Kerley was the team's captain in three successive premierships (1926, 1927, and 1928), and all in all he played 83 games for Coburg, mainly at centre half-forward, kicking 128 goals.

He was appointed captain-coach for both the 1928 and 1929 seasons, but resigned the position on 16 July 1929, because "he considered that it interfered with his play". "He said that he was not satisfied with the form the team had shown, and that, together with the fact that he had injured his hand at Brunswick (on 22 June}, had caused him to decide that it would be in the best interests of all concerned for him to drop out.

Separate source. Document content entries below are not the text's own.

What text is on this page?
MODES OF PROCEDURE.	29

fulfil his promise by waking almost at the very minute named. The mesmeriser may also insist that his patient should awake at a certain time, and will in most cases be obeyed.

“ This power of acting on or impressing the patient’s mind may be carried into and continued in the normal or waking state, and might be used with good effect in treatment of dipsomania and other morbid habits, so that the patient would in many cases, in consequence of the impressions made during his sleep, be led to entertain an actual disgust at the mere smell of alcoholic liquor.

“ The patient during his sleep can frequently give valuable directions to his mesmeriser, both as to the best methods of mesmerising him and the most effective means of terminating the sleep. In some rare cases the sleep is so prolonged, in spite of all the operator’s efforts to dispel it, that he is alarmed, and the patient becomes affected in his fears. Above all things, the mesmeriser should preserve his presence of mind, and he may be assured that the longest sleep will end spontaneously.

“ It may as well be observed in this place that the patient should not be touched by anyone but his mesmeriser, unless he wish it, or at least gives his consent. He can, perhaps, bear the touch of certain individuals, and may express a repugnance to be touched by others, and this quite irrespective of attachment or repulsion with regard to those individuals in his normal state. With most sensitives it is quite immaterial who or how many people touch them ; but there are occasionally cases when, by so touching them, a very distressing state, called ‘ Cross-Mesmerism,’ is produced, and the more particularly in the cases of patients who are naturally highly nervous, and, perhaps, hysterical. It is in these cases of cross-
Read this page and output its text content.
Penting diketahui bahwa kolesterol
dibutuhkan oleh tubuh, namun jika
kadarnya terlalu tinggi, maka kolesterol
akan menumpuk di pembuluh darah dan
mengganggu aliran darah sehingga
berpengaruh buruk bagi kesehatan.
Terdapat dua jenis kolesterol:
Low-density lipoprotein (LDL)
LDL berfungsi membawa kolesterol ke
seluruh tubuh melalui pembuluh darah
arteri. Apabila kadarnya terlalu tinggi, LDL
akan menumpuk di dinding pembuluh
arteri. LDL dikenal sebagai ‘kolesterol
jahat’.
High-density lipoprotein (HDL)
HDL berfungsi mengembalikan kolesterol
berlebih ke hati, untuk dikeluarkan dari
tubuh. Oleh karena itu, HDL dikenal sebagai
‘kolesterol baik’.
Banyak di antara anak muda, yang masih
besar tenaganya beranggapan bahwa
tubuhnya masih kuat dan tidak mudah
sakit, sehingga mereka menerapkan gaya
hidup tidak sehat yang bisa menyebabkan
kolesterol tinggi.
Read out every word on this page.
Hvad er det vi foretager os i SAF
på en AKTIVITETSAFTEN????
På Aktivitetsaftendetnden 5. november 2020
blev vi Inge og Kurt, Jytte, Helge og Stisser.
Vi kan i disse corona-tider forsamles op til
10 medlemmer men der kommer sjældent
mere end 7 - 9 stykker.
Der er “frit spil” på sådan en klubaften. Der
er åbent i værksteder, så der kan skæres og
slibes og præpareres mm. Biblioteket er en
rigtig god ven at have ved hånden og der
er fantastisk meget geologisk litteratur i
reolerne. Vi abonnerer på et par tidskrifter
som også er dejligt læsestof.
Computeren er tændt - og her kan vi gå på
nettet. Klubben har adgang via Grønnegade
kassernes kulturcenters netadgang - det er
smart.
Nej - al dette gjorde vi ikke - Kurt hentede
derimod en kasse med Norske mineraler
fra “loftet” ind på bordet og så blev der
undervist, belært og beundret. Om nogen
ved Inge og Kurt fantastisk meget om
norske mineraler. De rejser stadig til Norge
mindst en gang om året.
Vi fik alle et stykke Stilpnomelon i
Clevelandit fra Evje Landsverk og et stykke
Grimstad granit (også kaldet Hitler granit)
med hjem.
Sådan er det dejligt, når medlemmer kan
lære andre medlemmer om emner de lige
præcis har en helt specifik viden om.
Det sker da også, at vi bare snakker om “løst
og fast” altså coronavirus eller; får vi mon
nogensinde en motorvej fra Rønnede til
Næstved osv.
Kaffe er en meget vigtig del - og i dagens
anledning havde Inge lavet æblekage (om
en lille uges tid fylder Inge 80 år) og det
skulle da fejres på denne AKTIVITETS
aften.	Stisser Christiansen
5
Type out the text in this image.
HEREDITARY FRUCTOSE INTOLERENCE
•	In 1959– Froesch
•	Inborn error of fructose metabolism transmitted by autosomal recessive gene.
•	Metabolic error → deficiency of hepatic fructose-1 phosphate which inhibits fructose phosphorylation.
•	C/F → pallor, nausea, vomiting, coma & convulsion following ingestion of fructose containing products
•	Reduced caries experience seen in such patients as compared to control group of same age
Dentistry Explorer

His resignation was accepted. Fred Chapman and Jim Jenkins were asked to supervise the team's training for the remainder of the 1929 season). Coburg, the 1926, 1927, and 1928 premiers, finished outside the final four in 1929 (in sixth position, with 14 wins from 22 matches). Although he was listed again by Coburg for the 1930 season, he retired and never played senior football again.

=== Northcote (VFA) ===
In 1930 he was appointed coach of the Northcote Football Club's Second XVIII.

==Military service==
Just 21, Kerley enlisted in the First AIF in February 1916, and was discharged from the service in October 1919.

==Death==
He died at Numurkah, Victoria on 23 January 1987.